L’obéissant ressuscité

Dans la richesse des textes que la liturgie nous propose dans la période pascale, il est un hymne que Saint Paul recueille vraisemblablement des toutes premières communautés chrétiennes et qui semble lui venir à la mémoire lorsqu’il veut encourager les chrétiens de Philippes à se comporter comme le Christ. Ce texte est la deuxième lecture du dimanche des Rameaux.

Le mouvement d’abaissement volontaire, d’anéantissement puis d’exaltation dans la Seigneurie évoque une façon de concevoir l’incarnation et la résurrection. Mais ne nous y trompons pas : le Fils n’a pas abandonné sa condition divine pour prendre « pour un temps » la condition humaine et reprendre ensuite sa condition initiale confirmée. Il n ‘a fait que continuer comme homme incarné ce qu’il faisait déjà comme Fils et c’est cela que veut donner en modèle saint Paul.  

Dans une société structurée par des positions, des conditions différentes, Jésus, de condition divine, aurait pu prétendre aux avantages de sa condition, les égards, les privilèges, le pouvoir : il les rejette. N’est-ce pas cela qui déjà donne sens aux tentations dans le désert, au début de sa mission ? Il refuse d’utiliser son pouvoir à son propre service. Il a renoncé à être le Messie tel qu’on l’attendait, pour montrer que le Royaume est ouvert aux petits à qui le Père le révèle.

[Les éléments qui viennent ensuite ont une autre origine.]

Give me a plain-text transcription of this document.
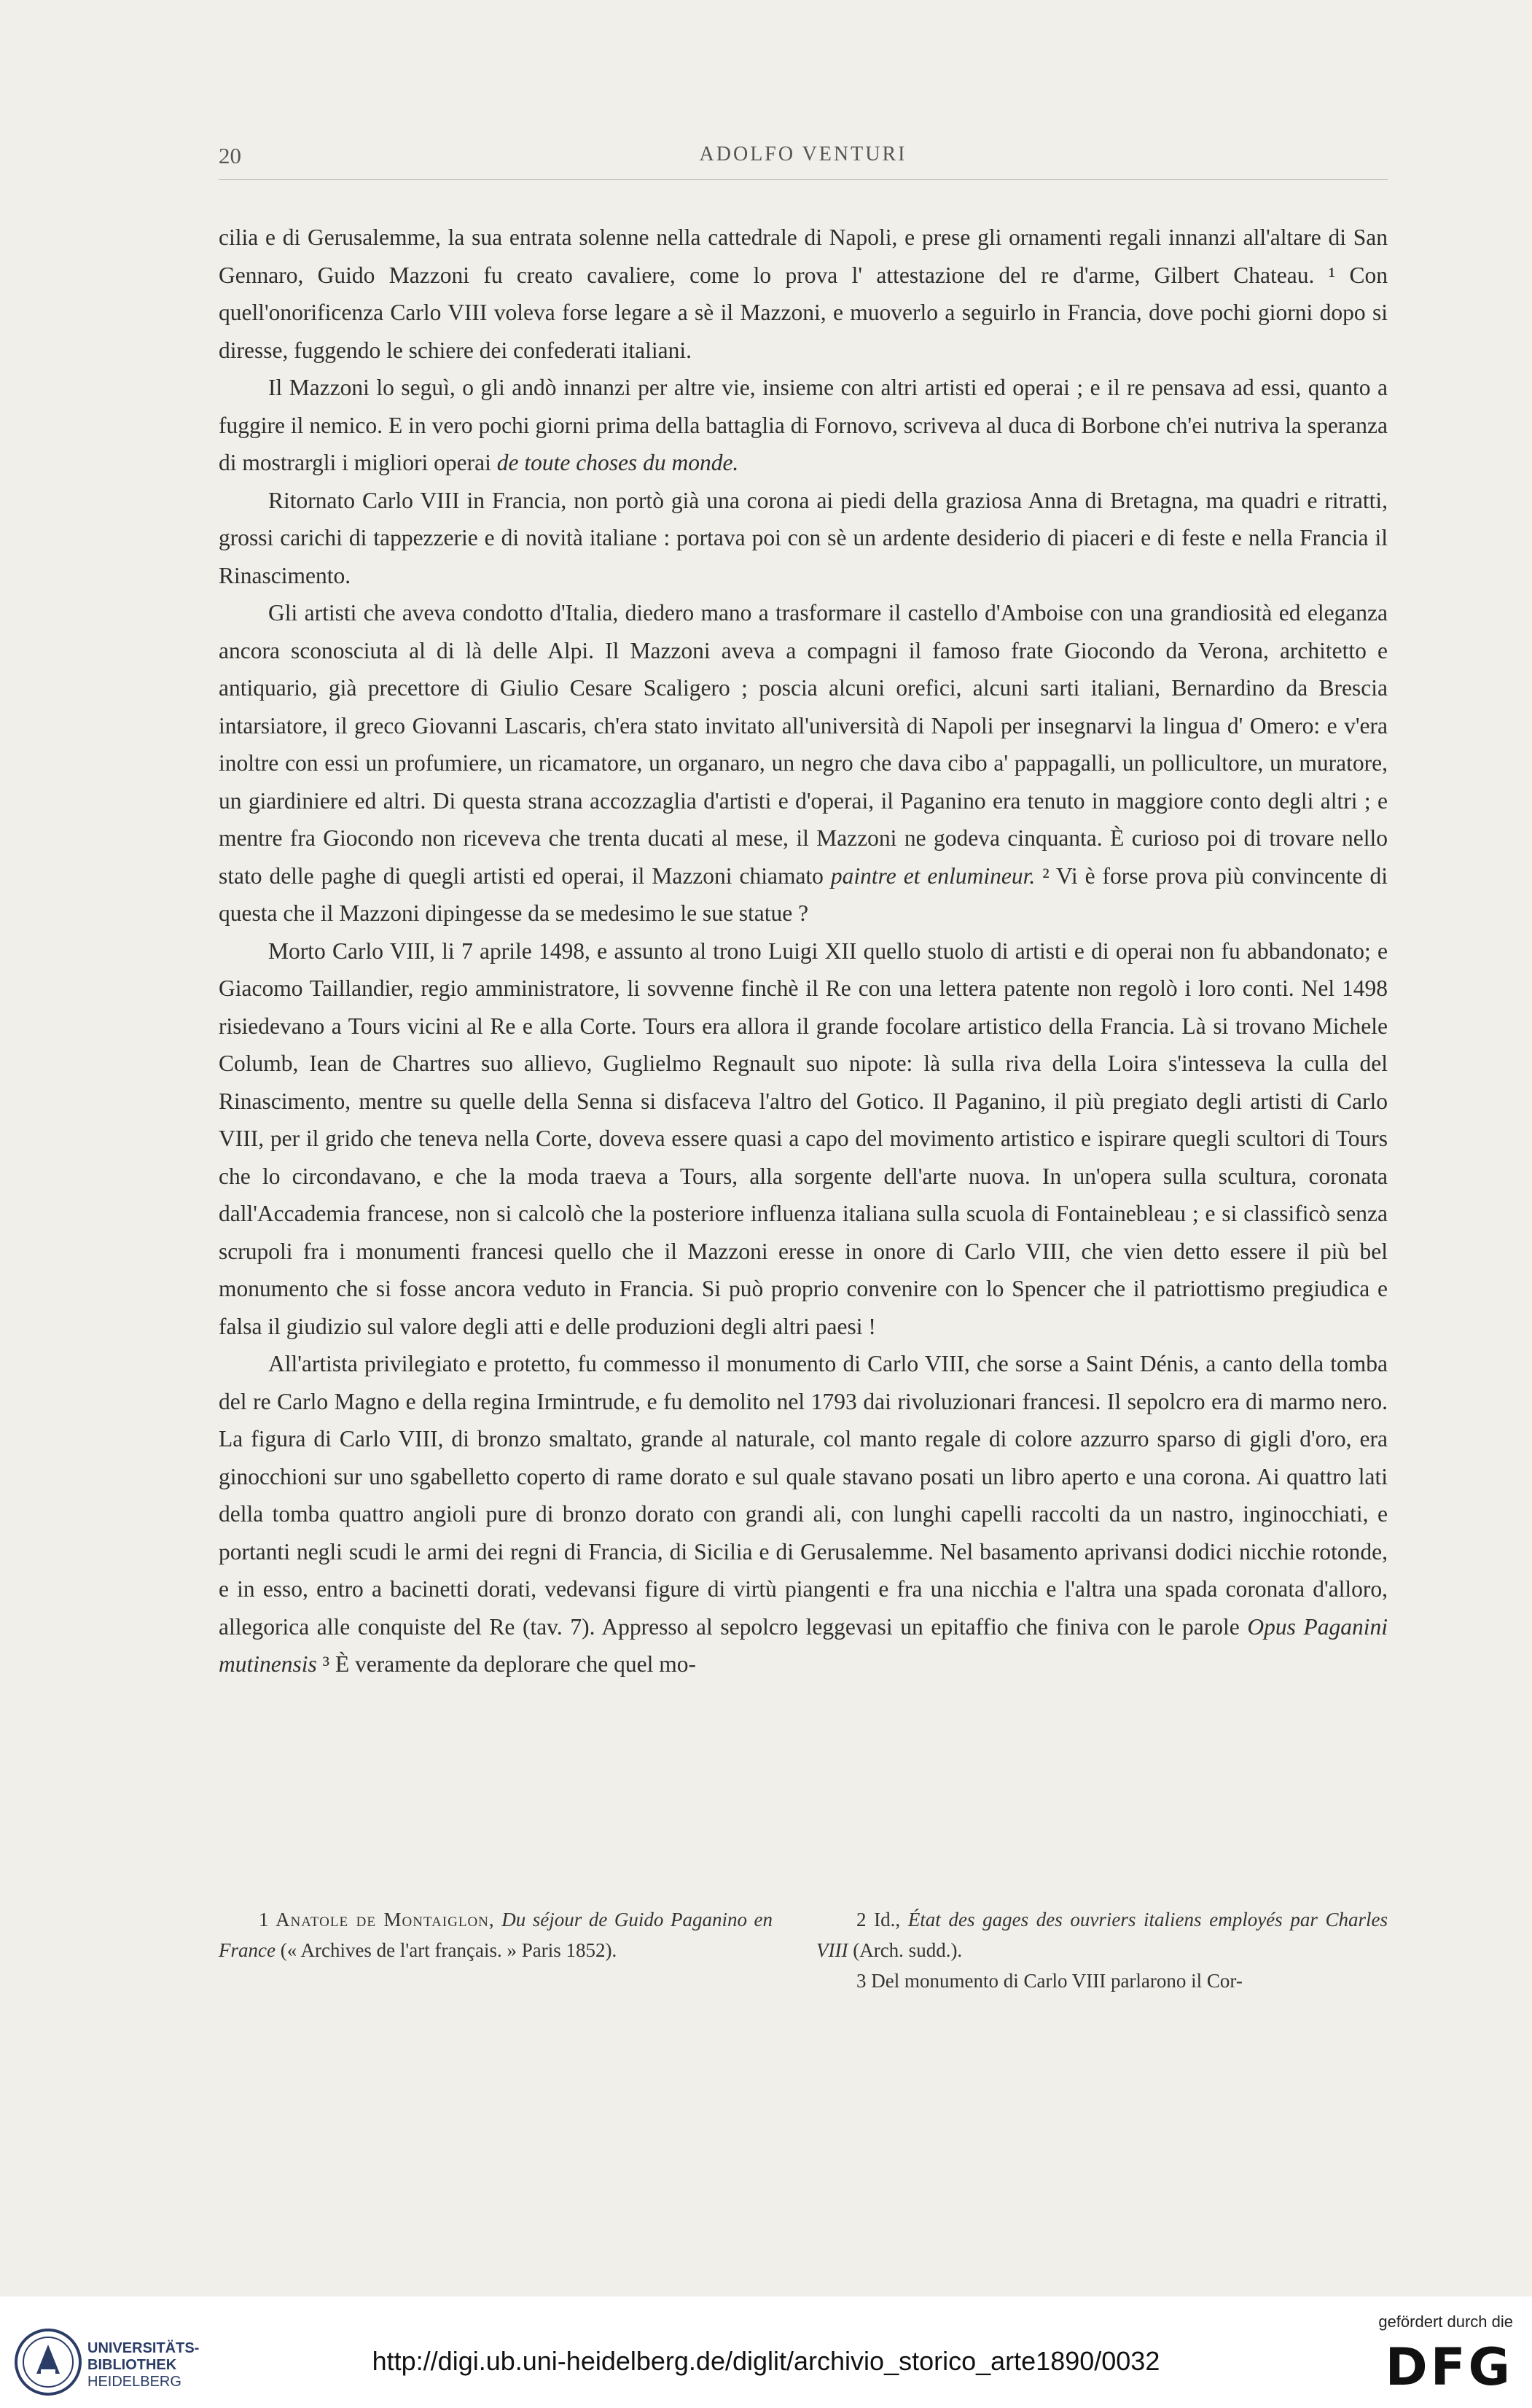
20	ADOLFO VENTURI

cilia e di Gerusalemme, la sua entrata solenne nella cattedrale di Napoli, e prese gli ornamenti regali innanzi all'altare di San Gennaro, Guido Mazzoni fu creato cavaliere, come lo prova l' attestazione del re d'arme, Gilbert Chateau. ¹ Con quell'onorificenza Carlo VIII voleva forse legare a sè il Mazzoni, e muoverlo a seguirlo in Francia, dove pochi giorni dopo si diresse, fuggendo le schiere dei confederati italiani.

Il Mazzoni lo seguì, o gli andò innanzi per altre vie, insieme con altri artisti ed operai ; e il re pensava ad essi, quanto a fuggire il nemico. E in vero pochi giorni prima della battaglia di Fornovo, scriveva al duca di Borbone ch'ei nutriva la speranza di mostrargli i migliori operai de toute choses du monde.

Ritornato Carlo VIII in Francia, non portò già una corona ai piedi della graziosa Anna di Bretagna, ma quadri e ritratti, grossi carichi di tappezzerie e di novità italiane : portava poi con sè un ardente desiderio di piaceri e di feste e nella Francia il Rinascimento.

Gli artisti che aveva condotto d'Italia, diedero mano a trasformare il castello d'Amboise con una grandiosità ed eleganza ancora sconosciuta al di là delle Alpi. Il Mazzoni aveva a compagni il famoso frate Giocondo da Verona, architetto e antiquario, già precettore di Giulio Cesare Scaligero ; poscia alcuni orefici, alcuni sarti italiani, Bernardino da Brescia intarsiatore, il greco Giovanni Lascaris, ch'era stato invitato all'università di Napoli per insegnarvi la lingua d' Omero: e v'era inoltre con essi un profumiere, un ricamatore, un organaro, un negro che dava cibo a' pappagalli, un pollicultore, un muratore, un giardiniere ed altri. Di questa strana accozzaglia d'artisti e d'operai, il Paganino era tenuto in maggiore conto degli altri ; e mentre fra Giocondo non riceveva che trenta ducati al mese, il Mazzoni ne godeva cinquanta. È curioso poi di trovare nello stato delle paghe di quegli artisti ed operai, il Mazzoni chiamato paintre et enlumineur. ² Vi è forse prova più convincente di questa che il Mazzoni dipingesse da se medesimo le sue statue ?

Morto Carlo VIII, li 7 aprile 1498, e assunto al trono Luigi XII quello stuolo di artisti e di operai non fu abbandonato; e Giacomo Taillandier, regio amministratore, li sovvenne finchè il Re con una lettera patente non regolò i loro conti. Nel 1498 risiedevano a Tours vicini al Re e alla Corte. Tours era allora il grande focolare artistico della Francia. Là si trovano Michele Columb, Iean de Chartres suo allievo, Guglielmo Regnault suo nipote: là sulla riva della Loira s'intesseva la culla del Rinascimento, mentre su quelle della Senna si disfaceva l'altro del Gotico. Il Paganino, il più pregiato degli artisti di Carlo VIII, per il grido che teneva nella Corte, doveva essere quasi a capo del movimento artistico e ispirare quegli scultori di Tours che lo circondavano, e che la moda traeva a Tours, alla sorgente dell'arte nuova. In un'opera sulla scultura, coronata dall'Accademia francese, non si calcolò che la posteriore influenza italiana sulla scuola di Fontainebleau ; e si classificò senza scrupoli fra i monumenti francesi quello che il Mazzoni eresse in onore di Carlo VIII, che vien detto essere il più bel monumento che si fosse ancora veduto in Francia. Si può proprio convenire con lo Spencer che il patriottismo pregiudica e falsa il giudizio sul valore degli atti e delle produzioni degli altri paesi !

All'artista privilegiato e protetto, fu commesso il monumento di Carlo VIII, che sorse a Saint Dénis, a canto della tomba del re Carlo Magno e della regina Irmintrude, e fu demolito nel 1793 dai rivoluzionari francesi. Il sepolcro era di marmo nero. La figura di Carlo VIII, di bronzo smaltato, grande al naturale, col manto regale di colore azzurro sparso di gigli d'oro, era ginocchioni sur uno sgabelletto coperto di rame dorato e sul quale stavano posati un libro aperto e una corona. Ai quattro lati della tomba quattro angioli pure di bronzo dorato con grandi ali, con lunghi capelli raccolti da un nastro, inginocchiati, e portanti negli scudi le armi dei regni di Francia, di Sicilia e di Gerusalemme. Nel basamento aprivansi dodici nicchie rotonde, e in esso, entro a bacinetti dorati, vedevansi figure di virtù piangenti e fra una nicchia e l'altra una spada coronata d'alloro, allegorica alle conquiste del Re (tav. 7). Appresso al sepolcro leggevasi un epitaffio che finiva con le parole Opus Paganini mutinensis ³ È veramente da deplorare che quel mo-

1 Anatole de Montaiglon, Du séjour de Guido Paganino en France (« Archives de l'art français. » Paris 1852).

2 Id., État des gages des ouvriers italiens employés par Charles VIII (Arch. sudd.).

3 Del monumento di Carlo VIII parlarono il Cor-

UNIVERSITÄTS-
BIBLIOTHEK
HEIDELBERG
http://digi.ub.uni-heidelberg.de/diglit/archivio_storico_arte1890/0032
gefördert durch die
DFG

Il a voulu être de condition modeste, sans privilège particulier, sans participation aux pouvoirs politiques ou religieux. Il assume jusqu’au bout la condition humaine, y compris la souffrance et la mort sur la croix. Mais pourquoi ? Par obéissance. Non pas cette obéissance contrainte à un ordre extérieur que nous imposons aux enfants, mais librement, en se faisant obéissant. « Obéir », en son mot grec, c’est « écouter en penchant la tête » : humble écoute de la Parole de Dieu, en penchant la tête en signe de vénération et d’amour. L’obéissant est celui qui écoute, et Jésus écoutait les dispositions du Père ; il ne fait rien que ce qu’il voit faire au Père. En tant que Fils, il accepte de recevoir du Père sa vie, il accepte librement de se recevoir du Père : forme d’amour réservée au Fils et constitutive du Fils, dans sa condition humaine comme divine. Et il n’attend rien en retour du don libre de sa liberté.

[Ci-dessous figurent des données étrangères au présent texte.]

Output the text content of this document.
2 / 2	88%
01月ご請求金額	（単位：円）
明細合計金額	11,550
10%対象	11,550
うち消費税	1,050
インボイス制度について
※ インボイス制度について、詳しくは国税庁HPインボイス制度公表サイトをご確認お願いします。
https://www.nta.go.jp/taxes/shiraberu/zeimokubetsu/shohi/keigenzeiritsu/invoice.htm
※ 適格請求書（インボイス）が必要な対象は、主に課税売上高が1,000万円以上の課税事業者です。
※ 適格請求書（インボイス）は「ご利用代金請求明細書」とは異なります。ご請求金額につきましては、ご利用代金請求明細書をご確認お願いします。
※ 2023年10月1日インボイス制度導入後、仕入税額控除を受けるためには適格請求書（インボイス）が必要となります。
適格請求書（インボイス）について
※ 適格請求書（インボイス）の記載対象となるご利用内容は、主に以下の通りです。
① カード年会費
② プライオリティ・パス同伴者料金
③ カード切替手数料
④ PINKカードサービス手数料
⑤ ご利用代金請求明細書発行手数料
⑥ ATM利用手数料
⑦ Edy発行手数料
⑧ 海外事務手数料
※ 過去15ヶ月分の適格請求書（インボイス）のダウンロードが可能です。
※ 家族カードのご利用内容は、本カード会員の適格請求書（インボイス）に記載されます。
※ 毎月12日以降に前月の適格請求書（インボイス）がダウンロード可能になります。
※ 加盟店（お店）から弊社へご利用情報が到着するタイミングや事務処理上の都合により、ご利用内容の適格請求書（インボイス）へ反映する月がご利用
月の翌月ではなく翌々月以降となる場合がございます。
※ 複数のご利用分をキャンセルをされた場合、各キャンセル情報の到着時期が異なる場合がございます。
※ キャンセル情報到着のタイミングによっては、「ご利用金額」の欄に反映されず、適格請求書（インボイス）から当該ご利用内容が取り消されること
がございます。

On s’attend alors que la résurrection soit annoncée. En fait, présente, elle n’est pas mentionnée: il ne s’agit pas de partir de la perte de la vie, mais du sens de cette perte, le don. C’est pourquoi le texte ne parle pas de simple retour à la vie mais d’exaltation, et même de surexaltation, d’entrée dans la gloire. Au don du Fils répond un don tout aussi gratuit du Père ; dans la résurrection tout est don gratuit et pourtant rien ne peut se faire sans le consentement de la liberté.

Jésus est allé jusqu’au bout de sa condition de Fils, obéissant, et il est confirmé par le Père dans son « statut », son être de Fils. Son nom est la révélation de ce qu’est sa personne devant Dieu : Jésus est Sauveur et Seigneur. Mais une fois encore, s’il reçoit légitimement honneur et vénération, ce n’est pas pour lui-même — comme pour en tirer un profit personnel — mais pour la gloire de Celui que l’obéissance du Fils a révélé comme Père. Jésus a œuvré pour que son Père soit connu et aimé : son don total dans la mort comme Fils obéissant a permis que soit manifestée la puissance d’amour de ce Père, source de vie.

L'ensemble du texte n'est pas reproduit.